Ähnlich sieht es Fahrlehrer Alex Krstic von der Fahrschule Drive-In. «Die Fahrmanöver waren riskant und sehr gefährlich. Zudem bin ich der Meinung, dass man, wenn man schon so ein schönes und luxuriöses Auto fährt, sich auch wie ein Gentleman auf der Strasse verhalten soll», sagt Krstic.
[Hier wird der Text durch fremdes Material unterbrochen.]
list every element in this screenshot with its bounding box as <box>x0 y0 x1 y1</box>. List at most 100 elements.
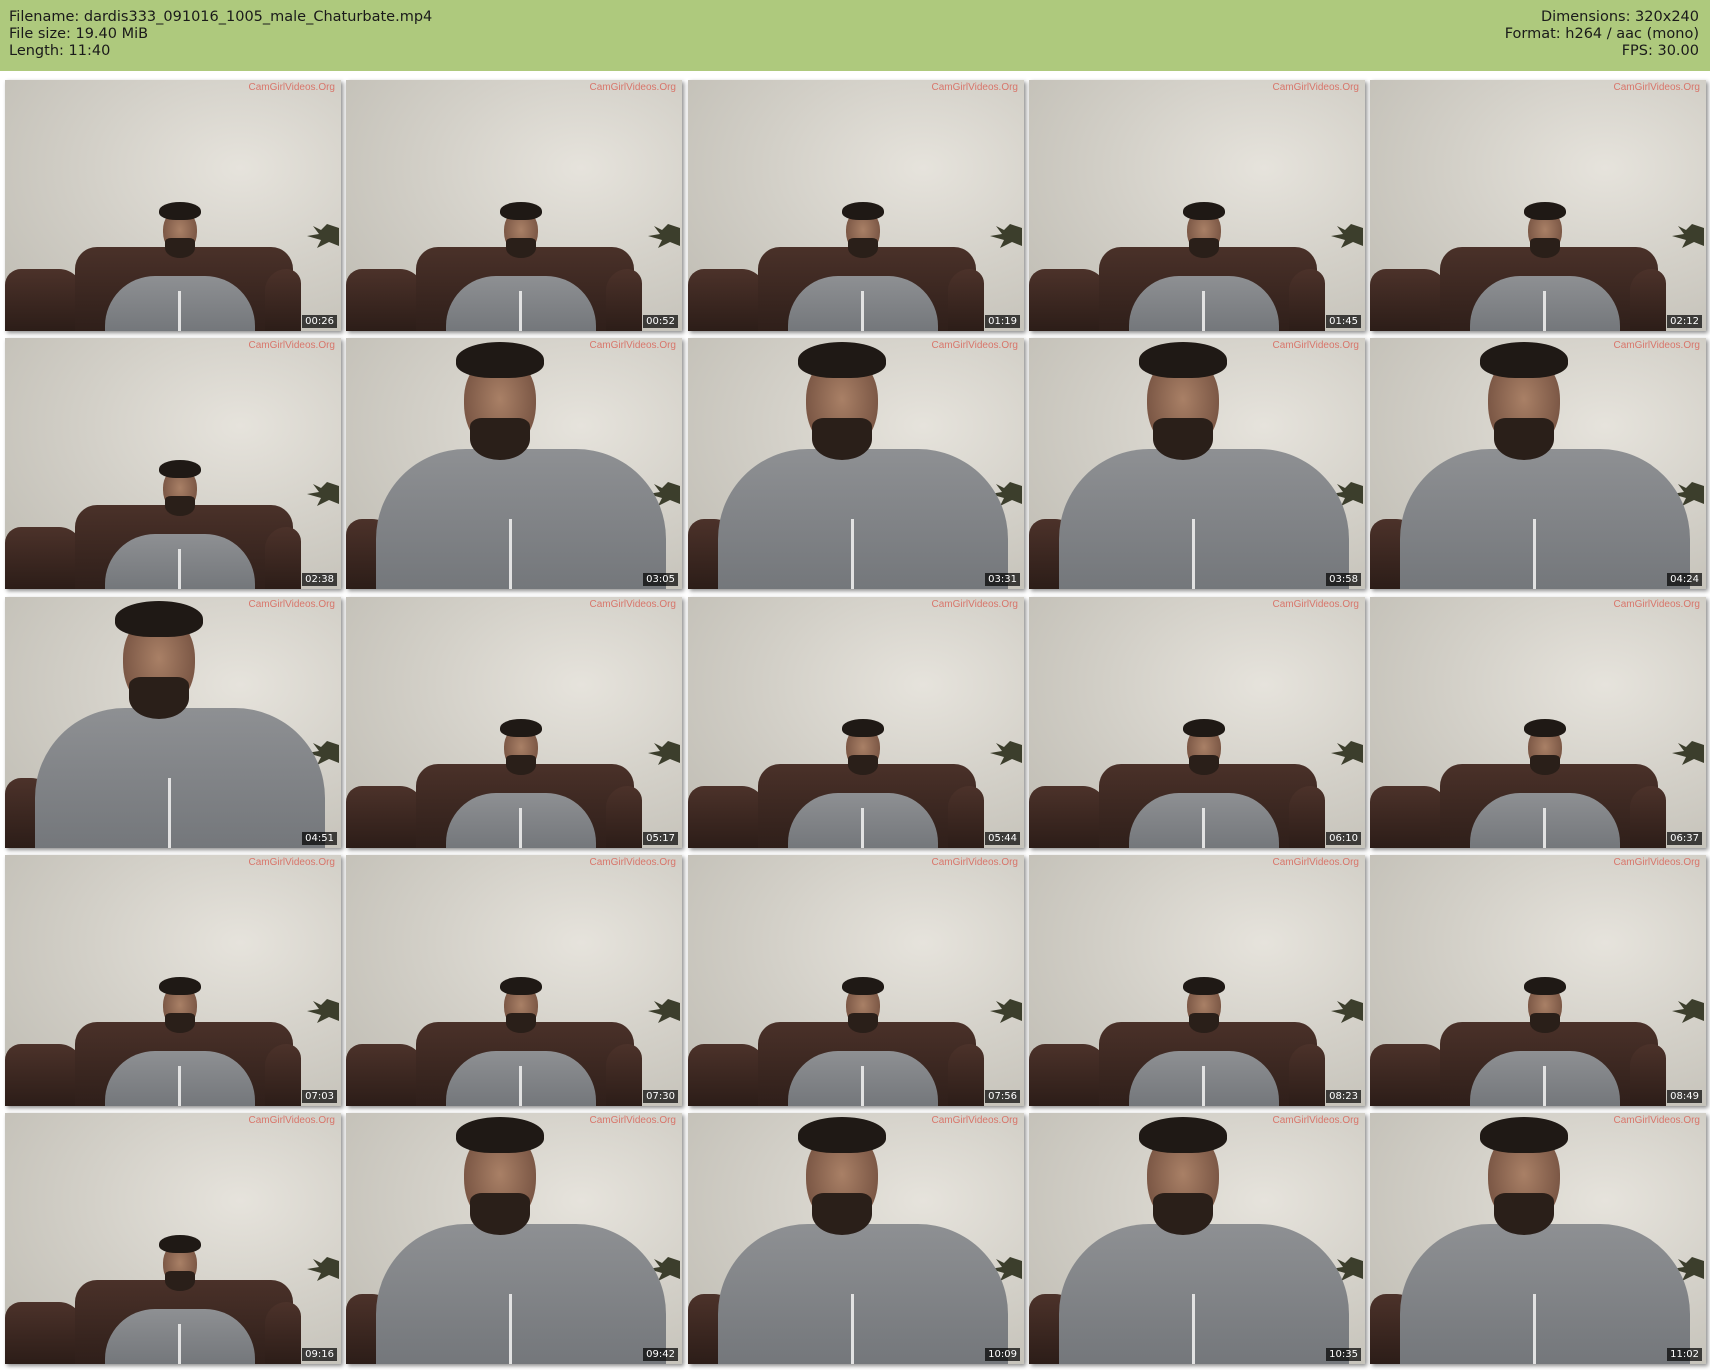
plant-leaves <box>648 999 680 1023</box>
person-beard <box>506 238 536 258</box>
video-thumbnail[interactable]: CamGirlVideos.Org 00:52 <box>346 80 682 331</box>
video-thumbnail[interactable]: CamGirlVideos.Org 01:45 <box>1029 80 1365 331</box>
video-thumbnail[interactable]: CamGirlVideos.Org 10:09 <box>688 1113 1024 1364</box>
sofa-arm-right <box>265 1044 301 1106</box>
timestamp-label: 04:51 <box>302 832 337 845</box>
video-thumbnail[interactable]: CamGirlVideos.Org 08:23 <box>1029 855 1365 1106</box>
hoodie-zipper <box>178 1324 181 1364</box>
video-thumbnail[interactable]: CamGirlVideos.Org 06:37 <box>1370 597 1706 848</box>
video-thumbnail[interactable]: CamGirlVideos.Org 03:05 <box>346 338 682 589</box>
plant-leaves <box>1672 224 1704 248</box>
person-beard <box>1189 1013 1219 1033</box>
sofa-arm-right <box>1289 786 1325 848</box>
timestamp-label: 10:09 <box>985 1348 1020 1361</box>
timestamp-label: 08:49 <box>1667 1090 1702 1103</box>
timestamp-label: 07:30 <box>643 1090 678 1103</box>
person-beard <box>165 1271 195 1291</box>
info-header: Filename: dardis333_091016_1005_male_Cha… <box>0 0 1710 71</box>
person-hair <box>500 202 542 220</box>
video-thumbnail[interactable]: CamGirlVideos.Org 03:31 <box>688 338 1024 589</box>
watermark-text: CamGirlVideos.Org <box>589 857 676 868</box>
person-hair <box>842 202 884 220</box>
person-torso <box>1059 1224 1349 1364</box>
plant-leaves <box>1331 741 1363 765</box>
watermark-text: CamGirlVideos.Org <box>1613 340 1700 351</box>
sofa-arm-right <box>265 1302 301 1364</box>
sofa-arm-left <box>5 527 83 589</box>
sofa-arm-right <box>1630 786 1666 848</box>
watermark-text: CamGirlVideos.Org <box>1272 82 1359 93</box>
person-hair <box>1183 202 1225 220</box>
timestamp-label: 03:31 <box>985 573 1020 586</box>
hoodie-zipper <box>851 519 854 589</box>
person-beard <box>1153 1193 1213 1235</box>
video-thumbnail[interactable]: CamGirlVideos.Org 05:17 <box>346 597 682 848</box>
sofa-arm-left <box>1370 269 1448 331</box>
hoodie-zipper <box>519 1066 522 1106</box>
video-thumbnail[interactable]: CamGirlVideos.Org 04:24 <box>1370 338 1706 589</box>
person-beard <box>470 1193 530 1235</box>
timestamp-label: 04:24 <box>1667 573 1702 586</box>
video-thumbnail[interactable]: CamGirlVideos.Org 07:30 <box>346 855 682 1106</box>
hoodie-zipper <box>519 808 522 848</box>
plant-leaves <box>307 482 339 506</box>
info-left: Filename: dardis333_091016_1005_male_Cha… <box>9 9 432 60</box>
hoodie-zipper <box>1543 291 1546 331</box>
timestamp-label: 09:42 <box>643 1348 678 1361</box>
plant-leaves <box>307 1257 339 1281</box>
video-thumbnail[interactable]: CamGirlVideos.Org 02:38 <box>5 338 341 589</box>
format-text: Format: h264 / aac (mono) <box>1504 26 1699 42</box>
video-thumbnail[interactable]: CamGirlVideos.Org 04:51 <box>5 597 341 848</box>
video-thumbnail[interactable]: CamGirlVideos.Org 08:49 <box>1370 855 1706 1106</box>
timestamp-label: 10:35 <box>1326 1348 1361 1361</box>
watermark-text: CamGirlVideos.Org <box>589 1115 676 1126</box>
video-thumbnail[interactable]: CamGirlVideos.Org 09:16 <box>5 1113 341 1364</box>
video-thumbnail[interactable]: CamGirlVideos.Org 09:42 <box>346 1113 682 1364</box>
video-thumbnail[interactable]: CamGirlVideos.Org 10:35 <box>1029 1113 1365 1364</box>
person-beard <box>1494 418 1554 460</box>
video-thumbnail[interactable]: CamGirlVideos.Org 02:12 <box>1370 80 1706 331</box>
hoodie-zipper <box>1202 808 1205 848</box>
person-hair <box>1183 719 1225 737</box>
person-hair <box>159 1235 201 1253</box>
sofa-arm-right <box>265 527 301 589</box>
hoodie-zipper <box>1543 808 1546 848</box>
sofa-arm-left <box>1370 786 1448 848</box>
hoodie-zipper <box>1192 519 1195 589</box>
info-right: Dimensions: 320x240 Format: h264 / aac (… <box>1505 9 1699 60</box>
person-beard <box>848 1013 878 1033</box>
video-thumbnail[interactable]: CamGirlVideos.Org 11:02 <box>1370 1113 1706 1364</box>
video-thumbnail[interactable]: CamGirlVideos.Org 07:56 <box>688 855 1024 1106</box>
watermark-text: CamGirlVideos.Org <box>1613 1115 1700 1126</box>
plant-leaves <box>648 741 680 765</box>
person-beard <box>1530 755 1560 775</box>
person-torso <box>1059 449 1349 589</box>
sofa-arm-left <box>1029 269 1107 331</box>
video-thumbnail[interactable]: CamGirlVideos.Org 00:26 <box>5 80 341 331</box>
person-hair <box>842 719 884 737</box>
watermark-text: CamGirlVideos.Org <box>248 340 335 351</box>
person-beard <box>165 238 195 258</box>
watermark-text: CamGirlVideos.Org <box>1272 1115 1359 1126</box>
person-beard <box>848 755 878 775</box>
person-beard <box>1189 755 1219 775</box>
watermark-text: CamGirlVideos.Org <box>248 82 335 93</box>
timestamp-label: 02:38 <box>302 573 337 586</box>
person-hair <box>1480 342 1568 378</box>
video-thumbnail[interactable]: CamGirlVideos.Org 05:44 <box>688 597 1024 848</box>
person-hair <box>1524 977 1566 995</box>
sofa-arm-left <box>5 1302 83 1364</box>
watermark-text: CamGirlVideos.Org <box>931 857 1018 868</box>
video-thumbnail[interactable]: CamGirlVideos.Org 07:03 <box>5 855 341 1106</box>
person-torso <box>376 449 666 589</box>
person-hair <box>159 460 201 478</box>
sofa-arm-right <box>606 786 642 848</box>
video-thumbnail[interactable]: CamGirlVideos.Org 03:58 <box>1029 338 1365 589</box>
watermark-text: CamGirlVideos.Org <box>589 599 676 610</box>
sofa-arm-right <box>265 269 301 331</box>
hoodie-zipper <box>1202 291 1205 331</box>
video-thumbnail[interactable]: CamGirlVideos.Org 06:10 <box>1029 597 1365 848</box>
timestamp-label: 05:44 <box>985 832 1020 845</box>
video-thumbnail[interactable]: CamGirlVideos.Org 01:19 <box>688 80 1024 331</box>
timestamp-label: 03:05 <box>643 573 678 586</box>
Die Kantonspolizei Zürich hat keine Kenntnis vom Vorfall, wie es auf Anfrage heisst. Sprecher Alexander Renner rät in solchen Fällen, genügend Abstand zu den Autos halten und sich nicht zu irgendwelchen Aktionen verleiten lassen. Zudem soll man sofort die Notrufnummer 117 wählen und die Polizei informieren. «Die Polizei kontrolliert in solchen Fällen die Lenkenden und ihre Fahrzeuge», sagt Renner. Dabei werde geprüft, ob eine Widerhandlung gegen das Strassenverkehrsrecht vorliegt. «Falls dies der Fall ist, wird diese bei der zuständigen Untersuchungsbehörde zur Anzeige gebracht, welche dann über das Strafmass entscheidet.»